Mereka menganggap bahwa ujung-ujungnya poin ini mengacu kepada tindak aborsi
yang artinya secara langsung membunuh manusia yang masih dalam kandungan. Partai itu juga mempermasalahkan naskah
akademik RUU yang menjelaskan mengenai kekerasan seksual atas dasar pilihan
orientasi seksual berbeda. Mereka juga keberatan dengan pasal mengenai
pemaksaan aborsi dan pemaksaan perkawinan.
Dari
hasil wawancara personal narasumber dengan Rara yang merupakan salah satu
anggota Komite Anti Kekerasan Seksual (KAKS) Universitas Hasanddin, Dia
menjelaskan secara rinci tentang apa itu RUU TPKS, apa saja isi didalamnya, dan
bagaimana tanggapan Dia dan Komitenya tentang berita baru-baru ini tentang
disahkannya RUU TPKS lewat rembukan DPR serta anggotanya.
APA
SAJA SEBENARNYA YANG DISUARAKAN OLEH ANDA DAN KOMITE SAMPAI HARUS MENUNTUT
PEMERINTAH MENGESAHAKAN RUU TPKS? APA YANG SEBENARNYA TERJADI?
Kilas
balik dari semua pemasalahan di atas tadi, sebenarnya apa itu RUU TPKS?, kenapa
banyak komite atau organsasi anti kekerasan seksual di Indonesia sangat
mengawal ketat RUU ini untuk di sah kan di DPR?. Berikut merupakan tanggapan
terkait dari Rara yang dikutip.
“Sebelum
menjadi UU TPKS, sebutan awalnya adalah RUU PKS yang kemudian menjadi RUU TPKS.
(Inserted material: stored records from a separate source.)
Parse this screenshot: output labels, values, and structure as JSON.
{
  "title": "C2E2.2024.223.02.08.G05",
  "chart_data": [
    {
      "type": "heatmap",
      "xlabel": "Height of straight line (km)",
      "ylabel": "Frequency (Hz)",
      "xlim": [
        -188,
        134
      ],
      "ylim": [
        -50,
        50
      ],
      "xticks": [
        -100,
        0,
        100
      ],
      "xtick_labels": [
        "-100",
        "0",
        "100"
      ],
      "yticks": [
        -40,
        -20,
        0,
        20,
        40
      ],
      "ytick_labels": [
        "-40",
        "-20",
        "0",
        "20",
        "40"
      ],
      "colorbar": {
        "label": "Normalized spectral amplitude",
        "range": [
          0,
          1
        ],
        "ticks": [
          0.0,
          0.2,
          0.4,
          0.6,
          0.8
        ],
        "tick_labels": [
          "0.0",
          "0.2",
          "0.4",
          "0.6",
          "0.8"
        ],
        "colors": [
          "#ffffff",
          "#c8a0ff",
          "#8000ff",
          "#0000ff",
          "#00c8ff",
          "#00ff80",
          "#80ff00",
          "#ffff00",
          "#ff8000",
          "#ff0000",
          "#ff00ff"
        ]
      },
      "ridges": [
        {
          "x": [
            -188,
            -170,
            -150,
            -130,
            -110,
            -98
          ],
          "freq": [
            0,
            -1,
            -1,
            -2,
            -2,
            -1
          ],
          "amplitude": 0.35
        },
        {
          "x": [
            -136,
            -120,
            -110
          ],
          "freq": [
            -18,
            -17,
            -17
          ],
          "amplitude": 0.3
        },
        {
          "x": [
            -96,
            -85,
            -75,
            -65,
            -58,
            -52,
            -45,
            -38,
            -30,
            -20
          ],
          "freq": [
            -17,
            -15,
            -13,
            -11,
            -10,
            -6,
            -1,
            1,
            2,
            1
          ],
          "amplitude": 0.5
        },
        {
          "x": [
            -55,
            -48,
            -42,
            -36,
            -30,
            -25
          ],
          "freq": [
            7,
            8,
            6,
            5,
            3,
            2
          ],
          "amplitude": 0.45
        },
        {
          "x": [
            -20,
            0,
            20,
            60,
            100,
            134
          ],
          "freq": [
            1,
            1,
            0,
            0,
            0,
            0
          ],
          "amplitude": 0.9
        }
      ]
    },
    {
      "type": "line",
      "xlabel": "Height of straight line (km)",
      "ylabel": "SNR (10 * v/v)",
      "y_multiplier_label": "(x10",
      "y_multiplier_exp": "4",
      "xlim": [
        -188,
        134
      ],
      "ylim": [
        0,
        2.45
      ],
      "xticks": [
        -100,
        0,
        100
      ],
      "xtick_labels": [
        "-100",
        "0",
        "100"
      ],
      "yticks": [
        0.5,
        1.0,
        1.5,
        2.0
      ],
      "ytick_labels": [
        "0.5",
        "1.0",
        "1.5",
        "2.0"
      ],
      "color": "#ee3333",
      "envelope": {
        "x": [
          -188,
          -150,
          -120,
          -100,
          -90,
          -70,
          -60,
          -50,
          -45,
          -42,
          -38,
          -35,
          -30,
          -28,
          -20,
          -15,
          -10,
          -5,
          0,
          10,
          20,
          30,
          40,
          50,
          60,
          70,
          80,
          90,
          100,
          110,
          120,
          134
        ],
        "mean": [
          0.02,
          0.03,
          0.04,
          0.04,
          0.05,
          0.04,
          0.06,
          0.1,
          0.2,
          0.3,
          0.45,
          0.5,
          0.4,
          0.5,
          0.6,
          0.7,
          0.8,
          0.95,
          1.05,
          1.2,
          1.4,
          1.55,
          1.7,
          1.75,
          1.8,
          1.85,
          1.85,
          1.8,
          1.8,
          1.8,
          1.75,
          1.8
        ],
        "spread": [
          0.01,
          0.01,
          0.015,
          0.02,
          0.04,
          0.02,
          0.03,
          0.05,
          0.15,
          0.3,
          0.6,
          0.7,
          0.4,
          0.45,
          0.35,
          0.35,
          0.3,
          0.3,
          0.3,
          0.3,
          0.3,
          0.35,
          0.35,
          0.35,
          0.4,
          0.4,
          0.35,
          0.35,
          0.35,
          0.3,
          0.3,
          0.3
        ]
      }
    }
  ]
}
RUU PKS digagas oleh Komnas Perempuan sejak tahun 2012 dan diusulkan sejak
tahun 2016, itupun juga masih sering dihalang-halangi. Tentu ini adalah sebuah
kemajuan bagi sebuah negara yang landasan hukumnya masih abu-abu dalam
melindungi korban pelecehan dan kekerasan seksual, tidak berpihak atau tidak
berperspektif korban sama sekali. Kita tidak bisa mengatakan mereka yang
melaporkan kasusnya sebagai representasi penuh dalam menunjukkan keadaan
sebenarnya dalam kasus pelecehan dan kekerasan seksual di Indonesia karena
kasus pelecehan dan kekerasan seksual ini adalah fenomena gunung es, perbedaan
data resmi yang ada dengan jumlah sebenarnya di lapangan sangat jomplang
perbedaannya.
Jika membahas kasus yang menjadi alasan dari lahirnya UU TPKS sebenarnya banyak, tidak usah jauh-jauh, beberapa orang sering bercerita kepada saya mengenai pelecehan yang mereka alami tanpa sadar jika sebenarnya yang mereka alami ini termasuk pelecehan seksual dan tidak jarang juga mereka ragu untuk menyebut apa yang mereka alami ini pelecehan atau bukan. Sekadar mendefinisikan saja masih sulit, belum lagi ketika korban melaporkan kasusnya tidak jarang mereka malah kena "victim blaming" dan dimintai bukti. Bisa juga kita mengambil contoh lain, misalnya pada aksi besar-besaran kemarin saya masih melihat dan mendengar jokes seksis yang dilontarkan oleh salah seorang massa aksi yang bisa saja menurutnya itu hanya guyonan semata. Kembali melihat sejarah negara kita, Ita Martadinata seorang perempuan keturunan Tionghoa-Indonesia menjadi saksi sekaligus penyintas dari mass rape yang terjadi pada tahun 1998 dibunuh sebelum dia memberikan kesaksian kepada UN dan parahnya sampai sekarang pun kita tidak tahu siapa dalang dibalik pembunuhan tersebut. Dari sini kita sudah bisa menebak bagaimana polanya.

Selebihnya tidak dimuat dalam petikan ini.